Der Historiker Heidenreich hielt eine über weite Strecken würdige und auch herausfordernde Rede, bei der das Unbehagen bei manchen der Zuhörer deutlich spürbar war - insbesondere, als er dazu aufrief, dem „wachsenden Prozess des Verdrängens und Verharmlosens“ im Umgang mit dem totalitären SED-Regime in der DDR entgegenzuwirken. Auch wenn der gläubige Katholik beim Vortragen einiger Passagen seiner Rede selbst sichtlich bewegt wirkte, als Kind des freien Westdeutschlands (geb. 1955 in Frankfurt am Main) konnte seine gesamte Ansprache zu diesem Anlass nur auf theoretischem Wissen beruhen.
Und so kam es, dass der ehrenamtliche Stadtrat der CDU alles, was er vorher Richtiges gesagt hatte, zum Ende seiner Rede hin mit zwei Sätzen zunichtemachte, indem er nämlich eine parallel zu der Gedenkfeier stattfindende Kundgebung vor der Paulskirche in die Nähe von „Nationalismus, Antisemitismus und Rassismus“ rückte und den dort versammelten Menschen vorwarf, das Gedenken an den 17. Juni für diese Zwecke zu missbrauchen. Es ist schwer zu ertragen, wenn die Anmelderin dieser Kundgebung, eine politisch Verfolgte der DDR-Diktatur, die noch kurz vor dem Fall der Mauer 1989 von der Bundesrepublik freigekauft wurde, sowie alle weiteren Kundgebungsteilnehmer von einem Mitglied des Frankfurter Magistrates in einen solchen Kontext gestellt werden. Insbesondere im Hinblick darauf, dass zeitgleich vor der Paulskirche die „Reste der Drachenbrut“ (Wolf Biermann) fröhliche Urstände feierten und mit den Flaggen der DDR und UdSSR die Opfer des 17. Juni 1953 verhöhnten.
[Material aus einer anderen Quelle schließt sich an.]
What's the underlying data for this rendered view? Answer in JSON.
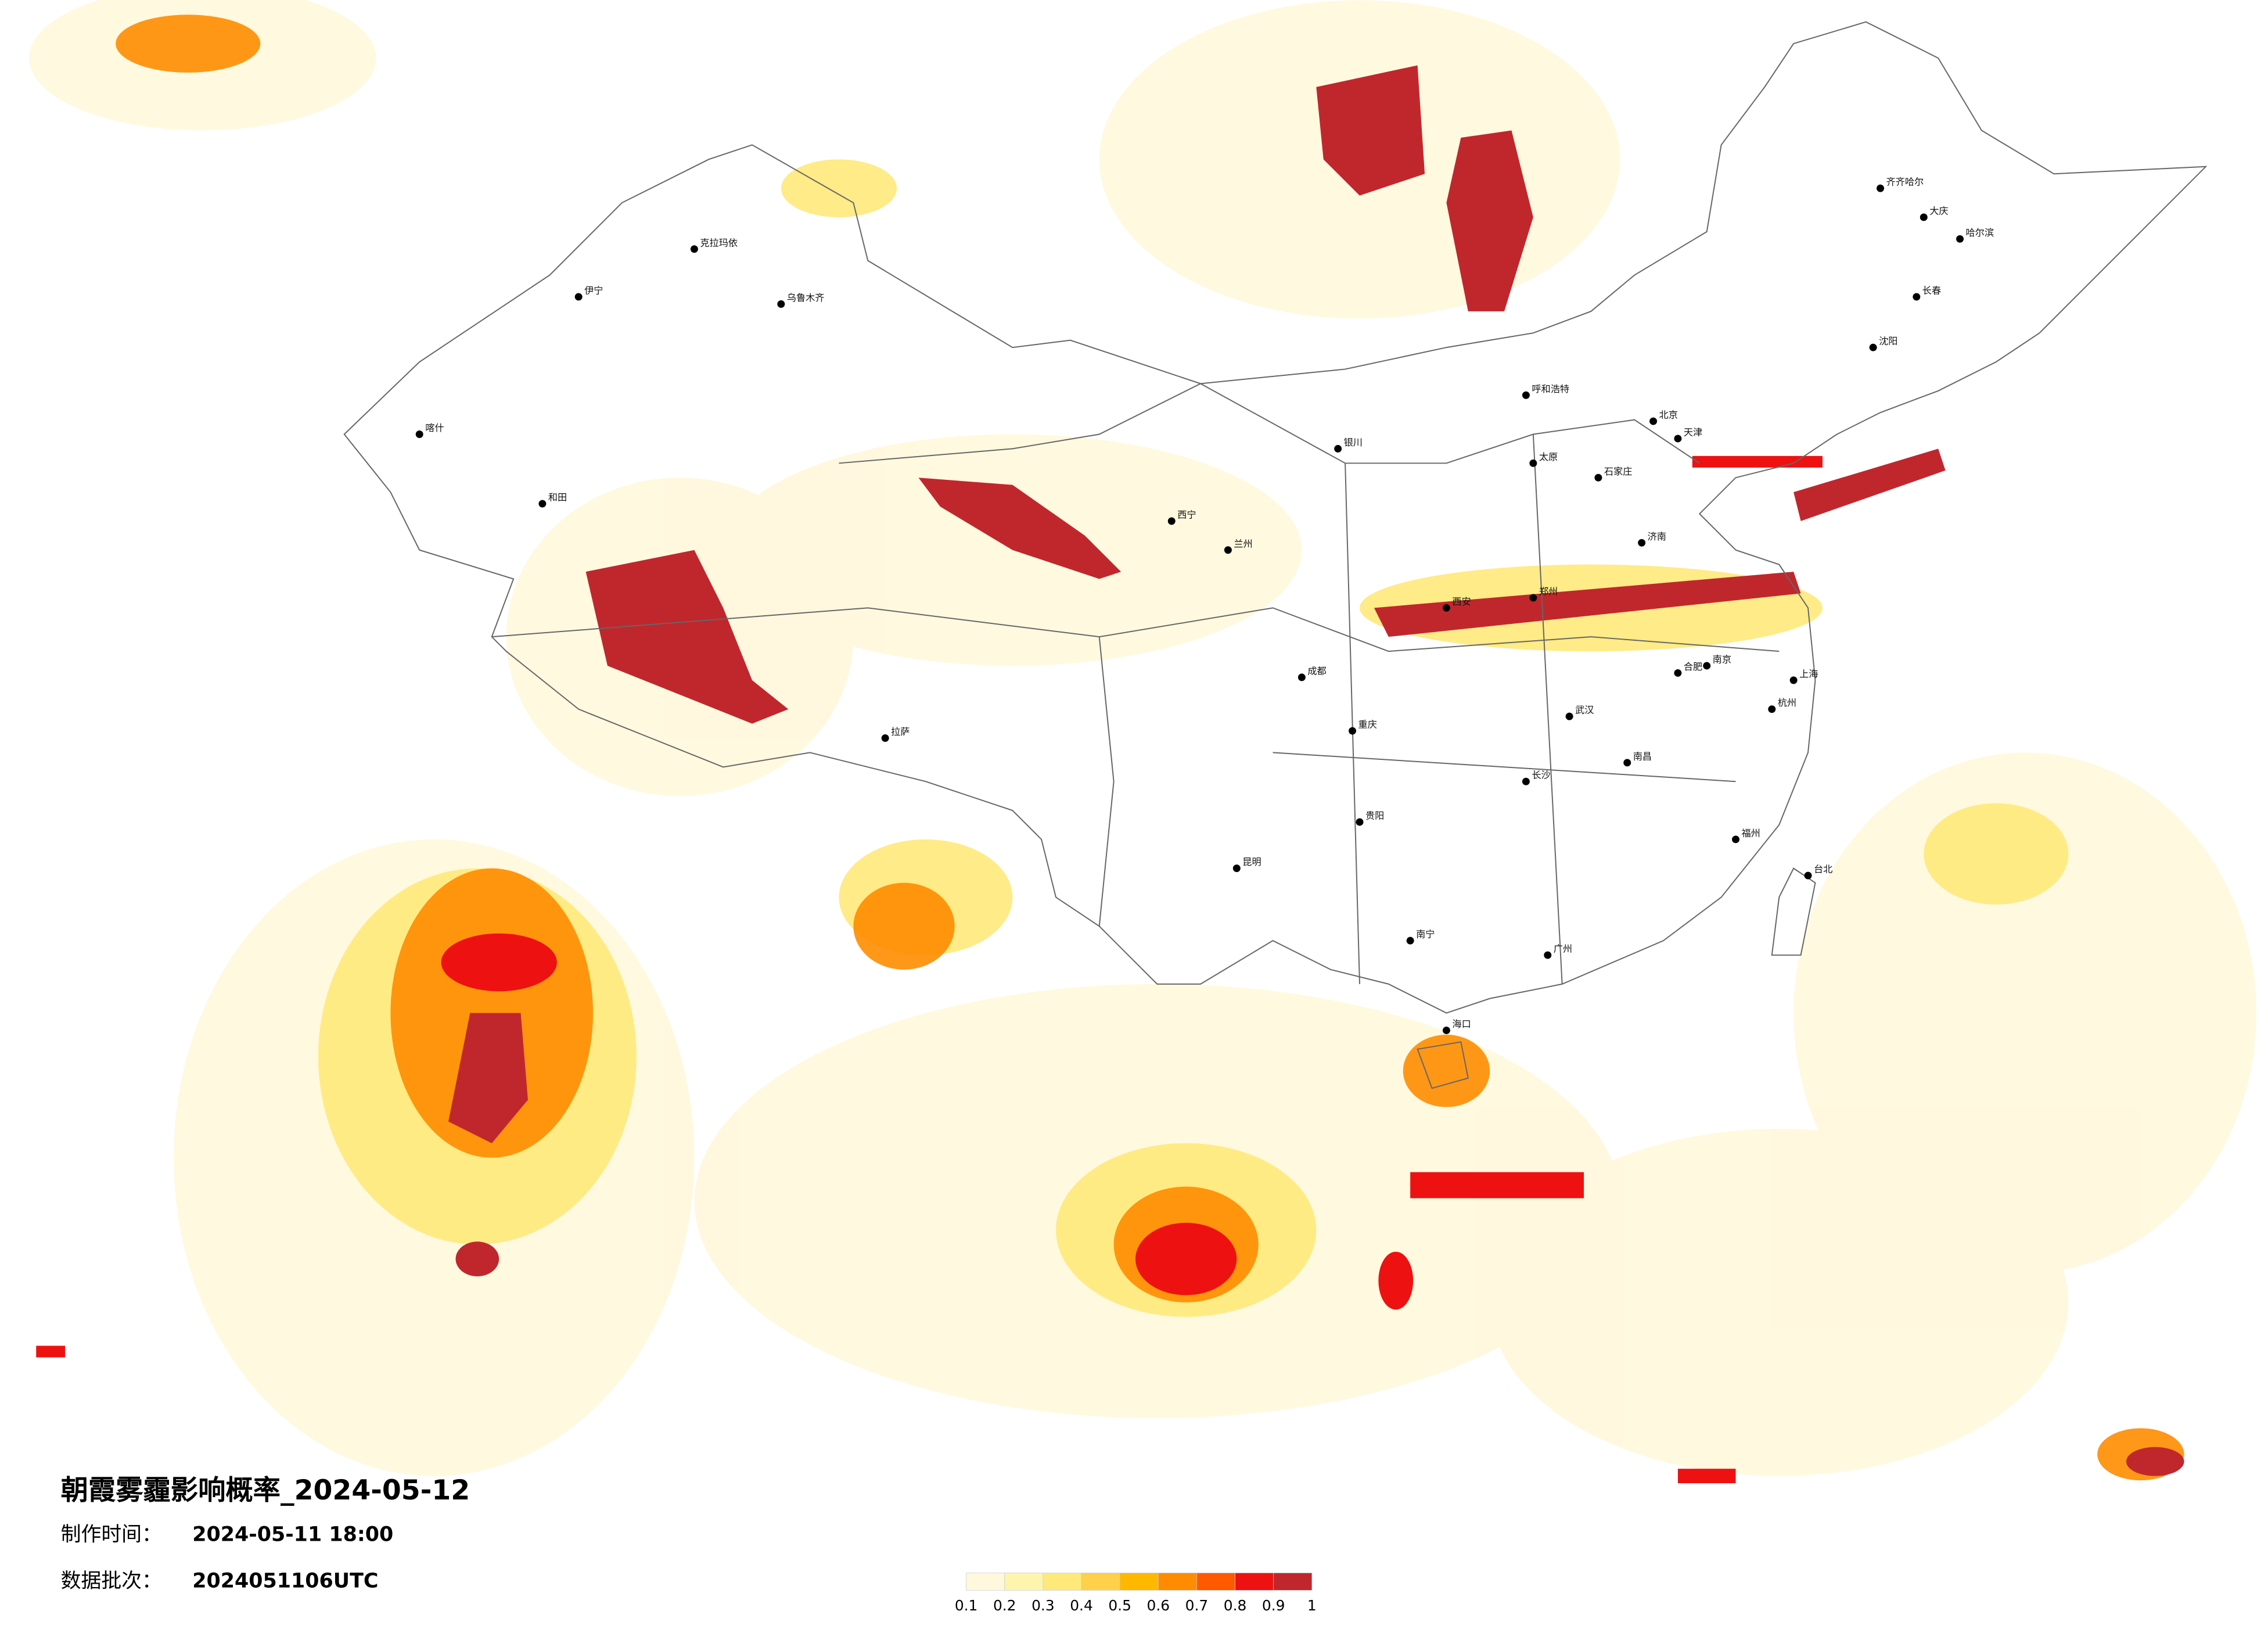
{
  "header": {
    "title": "朝霞雾霾影响概率_2024-05-12",
    "made_label": "制作时间：",
    "made_value": "2024-05-11 18:00",
    "batch_label": "数据批次：",
    "batch_value": "2024051106UTC"
  },
  "legend": {
    "ticks": [
      0.1,
      0.2,
      0.3,
      0.4,
      0.5,
      0.6,
      0.7,
      0.8,
      0.9,
      1
    ],
    "colors": [
      "#fff8dc",
      "#fff4ad",
      "#ffe97a",
      "#ffd04a",
      "#ffb800",
      "#ff8c00",
      "#ff5a00",
      "#ee1111",
      "#c0272d"
    ]
  },
  "cities": [
    "北京",
    "天津",
    "上海",
    "广州",
    "重庆",
    "成都",
    "西安",
    "武汉",
    "乌鲁木齐",
    "拉萨",
    "昆明",
    "贵阳",
    "兰州",
    "哈尔滨",
    "长春",
    "沈阳",
    "呼和浩特",
    "郑州",
    "济南",
    "南京",
    "杭州",
    "福州",
    "南宁",
    "海口",
    "台北",
    "长沙",
    "南昌",
    "合肥",
    "西宁",
    "银川",
    "太原",
    "石家庄",
    "大庆",
    "齐齐哈尔",
    "喀什",
    "和田",
    "伊宁",
    "克拉玛依"
  ]
}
Darunter auch die Stadtverordnete der LINKE im Römer, Merve Ayyildiz, die dazu noch mit einem „ACAB“-T-Shirt (All Cops Are Bastards) die zum Schutze der friedlichen Kundgebung anwesenden Polizisten verunglimpfte. Das freilich konnte der Historiker Heidenreich zum Zeitpunkt seiner Rede noch nicht wissen, hätte es aber aufgrund seiner Kenntnis der links-faschistischen Szene in Frankfurt zumindest erahnen müssen.
Die zentrale Lehre aus der gescheiterten Volkserhebung in der DDR sei, dass es Freiheit nicht zum Nulltarif gebe. Sie erfordere „Zivilcourage und Mut“, so Heidenreich, „es gibt keine Freiheit ohne Opfer“. Wer an diesem 17. Juni 2018 in Frankfurt mehr Zivilcourage und Mut aufgebracht hat - die Besucher in der Paulskirche oder die Teilnehmer der patriotischen Kundgebung auf dem Paulsplatz -, diese Beurteilung möge jeder für sich selbst persönlich vornehmen.